奏斗の茶々を無視して出席簿を閉じると、日野先生は徐に口を開いた。先生の発言に興味津々なのか、クラス全員の視線が教卓に集まる。ひまりも同様だ。
「えー、皆さん。連休中は、しっかり真面目にテスト勉強に励んだでしょうか。大雨で苦労された地域の人もいるかと思いますが、今日の試験には集中し、」
先生は言葉を詰まらせ、少し俯いて続けた。
「……集中して、取り組んでください。中間考査が終わったら、文化祭の準備が始まります。晴れやかな気持ちで迎えられるように、残り二科目、全力で頑張りましょう。毎度のことですが、カンニングなどは絶対にしないように。今日の朝読書はありませんので、試験開始までどうぞ自習をしていてください」
以上です、と先生の話は締めくくられた。テスト前とは言えど、格段に短い。教壇を下りようとした日野先生の背中を追いかけるように、ひまりの左斜め後ろから「せんせえ」と甘ったるいハイトーンの声がした。

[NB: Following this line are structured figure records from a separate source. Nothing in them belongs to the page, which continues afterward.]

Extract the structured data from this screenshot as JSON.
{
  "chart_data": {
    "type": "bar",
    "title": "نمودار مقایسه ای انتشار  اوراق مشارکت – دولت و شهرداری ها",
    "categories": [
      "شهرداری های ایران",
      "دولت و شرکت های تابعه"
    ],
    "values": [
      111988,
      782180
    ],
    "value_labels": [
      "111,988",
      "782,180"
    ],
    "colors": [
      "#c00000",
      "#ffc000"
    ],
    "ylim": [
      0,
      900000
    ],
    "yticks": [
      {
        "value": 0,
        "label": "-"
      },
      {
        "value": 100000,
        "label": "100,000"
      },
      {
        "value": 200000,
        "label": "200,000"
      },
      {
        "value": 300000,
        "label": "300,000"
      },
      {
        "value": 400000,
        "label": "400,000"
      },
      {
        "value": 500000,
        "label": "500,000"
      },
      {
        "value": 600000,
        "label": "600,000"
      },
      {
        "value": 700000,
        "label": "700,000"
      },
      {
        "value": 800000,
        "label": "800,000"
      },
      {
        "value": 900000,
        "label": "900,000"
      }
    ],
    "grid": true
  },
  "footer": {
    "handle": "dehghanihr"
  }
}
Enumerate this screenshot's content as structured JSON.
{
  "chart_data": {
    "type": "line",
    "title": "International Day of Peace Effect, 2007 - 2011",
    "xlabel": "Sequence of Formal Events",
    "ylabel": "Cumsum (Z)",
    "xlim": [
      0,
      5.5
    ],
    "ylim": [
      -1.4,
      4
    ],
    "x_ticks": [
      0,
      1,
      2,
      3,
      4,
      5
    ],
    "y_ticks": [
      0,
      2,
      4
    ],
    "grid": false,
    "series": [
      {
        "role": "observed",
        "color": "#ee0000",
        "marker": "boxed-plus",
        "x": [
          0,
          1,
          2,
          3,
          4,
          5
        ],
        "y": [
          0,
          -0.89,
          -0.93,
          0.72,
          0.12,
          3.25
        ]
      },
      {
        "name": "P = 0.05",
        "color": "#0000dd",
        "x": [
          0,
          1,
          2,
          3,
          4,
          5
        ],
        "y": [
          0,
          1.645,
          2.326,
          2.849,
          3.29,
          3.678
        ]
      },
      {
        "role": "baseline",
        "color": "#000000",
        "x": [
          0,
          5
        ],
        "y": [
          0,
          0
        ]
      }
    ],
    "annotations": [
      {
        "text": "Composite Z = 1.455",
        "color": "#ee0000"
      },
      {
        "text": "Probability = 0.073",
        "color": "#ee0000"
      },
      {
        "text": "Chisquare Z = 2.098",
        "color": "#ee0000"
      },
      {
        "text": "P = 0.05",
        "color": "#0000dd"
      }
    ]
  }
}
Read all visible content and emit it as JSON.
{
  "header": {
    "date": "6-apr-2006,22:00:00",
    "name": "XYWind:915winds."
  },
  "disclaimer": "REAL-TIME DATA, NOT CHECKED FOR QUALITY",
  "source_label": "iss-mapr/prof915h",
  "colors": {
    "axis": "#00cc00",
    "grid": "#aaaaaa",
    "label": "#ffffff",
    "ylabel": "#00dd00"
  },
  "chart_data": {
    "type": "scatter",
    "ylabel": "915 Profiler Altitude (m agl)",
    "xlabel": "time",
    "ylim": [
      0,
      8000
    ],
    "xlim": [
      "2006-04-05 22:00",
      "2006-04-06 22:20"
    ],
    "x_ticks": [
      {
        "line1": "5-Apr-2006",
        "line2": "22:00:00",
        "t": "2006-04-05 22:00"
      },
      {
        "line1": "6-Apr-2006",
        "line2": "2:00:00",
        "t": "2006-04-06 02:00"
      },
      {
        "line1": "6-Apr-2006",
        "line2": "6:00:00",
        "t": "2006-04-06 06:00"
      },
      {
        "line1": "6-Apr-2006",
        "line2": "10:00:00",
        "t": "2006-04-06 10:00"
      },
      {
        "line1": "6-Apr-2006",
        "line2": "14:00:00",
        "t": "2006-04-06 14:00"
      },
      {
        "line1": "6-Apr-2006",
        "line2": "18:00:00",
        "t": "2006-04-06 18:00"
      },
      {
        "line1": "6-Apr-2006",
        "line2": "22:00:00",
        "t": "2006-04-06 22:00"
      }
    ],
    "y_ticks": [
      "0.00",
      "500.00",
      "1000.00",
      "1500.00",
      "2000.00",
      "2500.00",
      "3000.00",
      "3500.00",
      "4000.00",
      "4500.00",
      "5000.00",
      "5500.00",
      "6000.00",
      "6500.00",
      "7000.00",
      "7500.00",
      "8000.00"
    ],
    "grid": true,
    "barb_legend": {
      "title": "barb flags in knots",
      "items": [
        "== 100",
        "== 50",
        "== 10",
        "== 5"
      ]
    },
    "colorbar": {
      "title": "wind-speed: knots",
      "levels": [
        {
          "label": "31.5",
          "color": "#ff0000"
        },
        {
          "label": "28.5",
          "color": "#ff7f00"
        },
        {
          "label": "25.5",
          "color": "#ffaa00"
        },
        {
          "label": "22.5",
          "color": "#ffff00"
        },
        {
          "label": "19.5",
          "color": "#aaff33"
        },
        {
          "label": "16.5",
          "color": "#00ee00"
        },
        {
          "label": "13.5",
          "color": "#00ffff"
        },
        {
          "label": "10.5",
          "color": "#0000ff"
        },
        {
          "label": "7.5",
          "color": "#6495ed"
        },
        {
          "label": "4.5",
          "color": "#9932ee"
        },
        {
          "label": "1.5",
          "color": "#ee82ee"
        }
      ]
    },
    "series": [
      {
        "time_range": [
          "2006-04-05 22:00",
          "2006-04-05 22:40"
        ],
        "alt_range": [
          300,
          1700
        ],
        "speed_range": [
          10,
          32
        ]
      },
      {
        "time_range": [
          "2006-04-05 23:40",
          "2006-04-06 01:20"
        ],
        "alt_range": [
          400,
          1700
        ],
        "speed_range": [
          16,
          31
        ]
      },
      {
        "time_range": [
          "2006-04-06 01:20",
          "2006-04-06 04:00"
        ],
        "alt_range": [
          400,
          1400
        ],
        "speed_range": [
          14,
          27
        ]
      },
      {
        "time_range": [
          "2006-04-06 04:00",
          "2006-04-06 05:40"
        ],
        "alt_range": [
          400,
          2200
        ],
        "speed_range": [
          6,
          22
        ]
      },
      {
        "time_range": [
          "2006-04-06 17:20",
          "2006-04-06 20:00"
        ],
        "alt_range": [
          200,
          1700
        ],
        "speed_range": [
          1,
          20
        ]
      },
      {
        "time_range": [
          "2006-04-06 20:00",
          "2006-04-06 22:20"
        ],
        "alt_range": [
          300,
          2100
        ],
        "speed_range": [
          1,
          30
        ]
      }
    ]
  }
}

「もうみんな知ってるのに、なんで言わないんですか。隠した方がおかしいですよぉ」
ついさっきまで友達と楽しげに話していたくせに、千紗の声は泣きそうに潤んでいる。
「それとも、生徒より試験の方が大事なんですか」
千紗の感情的な声に追従するように、教室の前の方から別の女子生徒が「先生、どうなんですか」と責めるように声を飛ばす。日野先生は不祥事を起こして記者会見を開いている政治家のような顔で黙り込んでいる。ひまりは苛立ちを募らせた。千紗の言う「みんな」に自分が含まれていないことよりも、先生が何も答えないことに対する煩わしさが勝っていた。
「日野先生」と廊下側から宥めるように口を挟んだのは、網瀬玲矢だ。心なしか沈痛な面持ちである。
「変に隠されると、かえってテストに集中できません。どうせ伝えなければならないのなら、今言った方がいいと思います」
冷静に諭されたのが効いたのか、日野先生は雷に打たれたように目を見開くと、「はい。……はい、そうですね」とますます身を縮こまらせた。千紗が泣きそうな理由も玲矢の表情の意味も日野先生が何を言わなければならないのかも、ひまりにはさっぱりわからないのに、周りの生徒は皆訳知り顔で目配せをしているか、無言で目を伏せるばかりだ。
まさか本当に、わたしだけが何も知らないのか?
長らく静観していた副担任の前田先生は、教卓の上に置いた手をぎゅっと握ったまま動かなくなってしまった日野先生の肩に手を置いて、「私が言いますから」と優しく声をかけた。はい、と囁くように答えて日野先生は教壇を下りていく。代わって教卓の前に立った前田先生は、日野先生よりも芯のあるはきはきとした声音で、しかし険しい表情は崩さないまま言った。
「ニュースでも流れたので、皆さんご存知かもしれませんが――」
ひまりはそのとき初めて、前の席の女子生徒はもう二度と登校しないのだということを知った。